7. Debate on Air Passenger Duty: The case for devolution

Part of the debate – in the Senedd at 5:01 pm on 2 July 2019.

Alert me about debates like this

Photo of Alun Davies Alun Davies Labour 5:01, 2 July 2019

I'd like to contribute only briefly to this debate. Like others, I warmly welcome the motion that the Government and opposition parties have placed before us this afternoon, and I'm very happy to endorse and support that. I think we should also welcome the work of the Welsh Affairs Select Committee. Now, I accept I have somewhat of an interest in this matter, but it is one of the instruments of the House of Commons and of the Westminster system that has been consistently supportive of the work of this place and which has recognised how we need and can develop institutional scrutiny and democracy across the United Kingdom.

Now, I believe that we should be devolving this particular tax because I believe that we should ensure that we have a coherence of structural devolution. I'm not one of these people who believes that we should devolve any particular matter unless there's something we especially want to do with it that is different to that which is done in England. I've never been one of those devolutionists who simply want to define what we are here in Wales as being different to the other side of Offa's Dyke.

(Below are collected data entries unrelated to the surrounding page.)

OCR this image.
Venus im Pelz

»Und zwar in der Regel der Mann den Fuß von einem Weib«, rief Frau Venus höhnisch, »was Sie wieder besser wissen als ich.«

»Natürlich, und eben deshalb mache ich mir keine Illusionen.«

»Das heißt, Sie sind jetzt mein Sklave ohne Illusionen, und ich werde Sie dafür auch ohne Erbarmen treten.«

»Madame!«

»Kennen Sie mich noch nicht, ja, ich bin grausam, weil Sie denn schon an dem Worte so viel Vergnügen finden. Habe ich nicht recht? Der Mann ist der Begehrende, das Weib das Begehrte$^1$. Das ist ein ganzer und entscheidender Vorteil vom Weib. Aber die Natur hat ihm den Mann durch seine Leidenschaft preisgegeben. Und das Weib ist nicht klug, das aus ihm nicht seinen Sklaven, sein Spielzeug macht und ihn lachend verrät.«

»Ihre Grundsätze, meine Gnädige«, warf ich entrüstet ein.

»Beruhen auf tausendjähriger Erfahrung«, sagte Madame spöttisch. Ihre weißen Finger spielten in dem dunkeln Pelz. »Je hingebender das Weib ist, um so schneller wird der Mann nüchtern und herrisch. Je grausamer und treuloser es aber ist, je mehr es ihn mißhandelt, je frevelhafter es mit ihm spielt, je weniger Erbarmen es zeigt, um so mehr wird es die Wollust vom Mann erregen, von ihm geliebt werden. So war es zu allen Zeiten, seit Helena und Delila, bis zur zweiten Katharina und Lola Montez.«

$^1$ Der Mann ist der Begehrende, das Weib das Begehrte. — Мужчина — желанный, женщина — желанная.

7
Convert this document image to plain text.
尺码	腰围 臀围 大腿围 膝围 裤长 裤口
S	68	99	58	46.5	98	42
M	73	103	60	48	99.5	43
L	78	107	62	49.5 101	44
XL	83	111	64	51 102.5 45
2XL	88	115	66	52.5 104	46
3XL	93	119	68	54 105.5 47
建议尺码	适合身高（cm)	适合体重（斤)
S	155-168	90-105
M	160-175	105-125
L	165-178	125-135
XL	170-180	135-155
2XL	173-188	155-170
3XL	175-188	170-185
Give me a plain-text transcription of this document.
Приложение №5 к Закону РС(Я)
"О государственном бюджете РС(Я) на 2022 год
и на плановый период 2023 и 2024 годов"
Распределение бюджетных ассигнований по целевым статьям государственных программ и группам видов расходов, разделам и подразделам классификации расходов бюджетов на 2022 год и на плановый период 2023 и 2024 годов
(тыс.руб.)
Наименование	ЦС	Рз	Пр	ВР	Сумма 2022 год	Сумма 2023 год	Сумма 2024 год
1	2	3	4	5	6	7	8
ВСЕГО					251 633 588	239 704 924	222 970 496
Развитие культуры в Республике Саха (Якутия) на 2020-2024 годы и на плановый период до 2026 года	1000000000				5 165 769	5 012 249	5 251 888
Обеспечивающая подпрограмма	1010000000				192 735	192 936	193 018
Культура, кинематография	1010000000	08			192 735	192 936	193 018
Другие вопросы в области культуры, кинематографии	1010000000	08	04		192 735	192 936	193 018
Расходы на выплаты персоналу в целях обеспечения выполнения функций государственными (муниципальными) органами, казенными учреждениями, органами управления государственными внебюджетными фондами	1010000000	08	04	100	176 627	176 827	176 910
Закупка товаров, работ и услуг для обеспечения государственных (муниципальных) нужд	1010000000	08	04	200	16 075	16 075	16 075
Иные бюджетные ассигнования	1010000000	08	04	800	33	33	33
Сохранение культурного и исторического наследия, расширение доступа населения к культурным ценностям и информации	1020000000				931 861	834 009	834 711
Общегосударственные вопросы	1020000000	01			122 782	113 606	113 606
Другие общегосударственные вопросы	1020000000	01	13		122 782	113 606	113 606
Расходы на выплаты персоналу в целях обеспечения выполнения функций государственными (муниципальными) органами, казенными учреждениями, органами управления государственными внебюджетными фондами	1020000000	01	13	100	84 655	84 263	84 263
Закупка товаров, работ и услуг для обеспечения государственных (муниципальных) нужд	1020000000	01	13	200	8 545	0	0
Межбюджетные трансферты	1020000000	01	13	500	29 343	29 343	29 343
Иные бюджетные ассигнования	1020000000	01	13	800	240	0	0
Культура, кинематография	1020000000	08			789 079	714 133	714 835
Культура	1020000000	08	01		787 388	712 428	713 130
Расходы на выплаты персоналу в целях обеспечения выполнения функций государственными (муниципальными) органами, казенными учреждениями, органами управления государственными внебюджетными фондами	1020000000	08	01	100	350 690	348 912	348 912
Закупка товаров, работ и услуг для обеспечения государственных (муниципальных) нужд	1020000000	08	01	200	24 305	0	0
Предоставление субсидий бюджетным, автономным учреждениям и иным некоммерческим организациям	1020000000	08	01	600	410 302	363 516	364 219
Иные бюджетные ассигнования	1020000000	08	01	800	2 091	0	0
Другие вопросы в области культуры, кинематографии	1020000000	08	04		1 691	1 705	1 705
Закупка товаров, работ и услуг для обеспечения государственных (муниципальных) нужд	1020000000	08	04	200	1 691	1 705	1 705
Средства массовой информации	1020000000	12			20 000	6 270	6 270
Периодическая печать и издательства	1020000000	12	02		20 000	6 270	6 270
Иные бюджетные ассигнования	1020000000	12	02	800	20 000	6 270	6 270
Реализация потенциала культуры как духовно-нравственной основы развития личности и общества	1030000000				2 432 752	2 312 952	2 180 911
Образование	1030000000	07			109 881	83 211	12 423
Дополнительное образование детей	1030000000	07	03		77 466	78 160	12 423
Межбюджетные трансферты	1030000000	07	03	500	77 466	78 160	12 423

I believe that we should have coherence in the settlement. I believe that, at present, the settlement is a broken settlement. You only have to listen to any debate on transport to look at that. You have the issues that I have with the railway from Ebbw Vale to Cardiff, which are matters that are ignored by the Department for Transport in England, and the Government here do not have sufficient powers to progress matters as we would choose to do. There is a structural issue there with the settlement, and I believe there's a structural issue here with the settlement as well. I believe that, if the Welsh Government—and the Welsh Government is the only authority that has the ability to properly manage transport policy in Wales, so if it is to do that in a coherent fashion then it must have the powers available to it to deliver that policy, whatever that policy happens to be. And air passenger duty is a part of that. It's part of a suite of different powers that should be available to the Government to enable it to deliver a holistic policy.

So, I believe that we should support the work of the select committee in this matter, and I believe we should support the long-standing view of the Welsh Government that this is devolved as part of a wider fiscal framework, which will establish a very different financial relationship between the different institutions of the United Kingdom. We've already seen this argument made coherently by both Silk and by Holtham. Both have been very, very clear that, if we are seeking to devolve issues of taxation then we should do it, not on a piecemeal basis but in order to deliver a stable settlement where both Governments in England and here in Wales are able to deliver their policy in a holistic manner. We've already seen this failure with the judicial system, where criminal justice again represents a part of a broken settlement.

I hope that, in resolving these matters, we may reach a point whereby we have a stable and coherent settlement before either I retire or my constituents decide it is time for me to retire. I hope that, in taking this matter forward, the United Kingdom Government will take a more rounded view on these matters. I'm not sure if I share the optimism of Andrew R.T. Davies and Nick Ramsay that a new Prime Minister later this year will lead to such a happy outcome, but what I hope we'll be able to do—and the former First Minister has spoken clearly about this, our new First Minister has spoken very convincingly about this as well—is to arrive at a point where the settlement works and the settlement no longer becomes the point of debate but how we operate the settlement and the policy options that we have become the area of debate, and that is how any democracy should properly operate. So, I don't wish to enter into a debate, and I hope we don't cloud the debate this afternoon with questions about how the Government would operate this taxation. That is a matter for manifestos, election and political debate in this place. What this place has a responsibility to do—and we failed with the last Wales Bill or Wales Act process because of the lethargy in Whitehall in delivering a devolved settlement that enables us to take these matters forward. I hope now that through this report and other reports we'll be able to ensure that we do have a devolved settlement that enables both Governments to deliver their policy.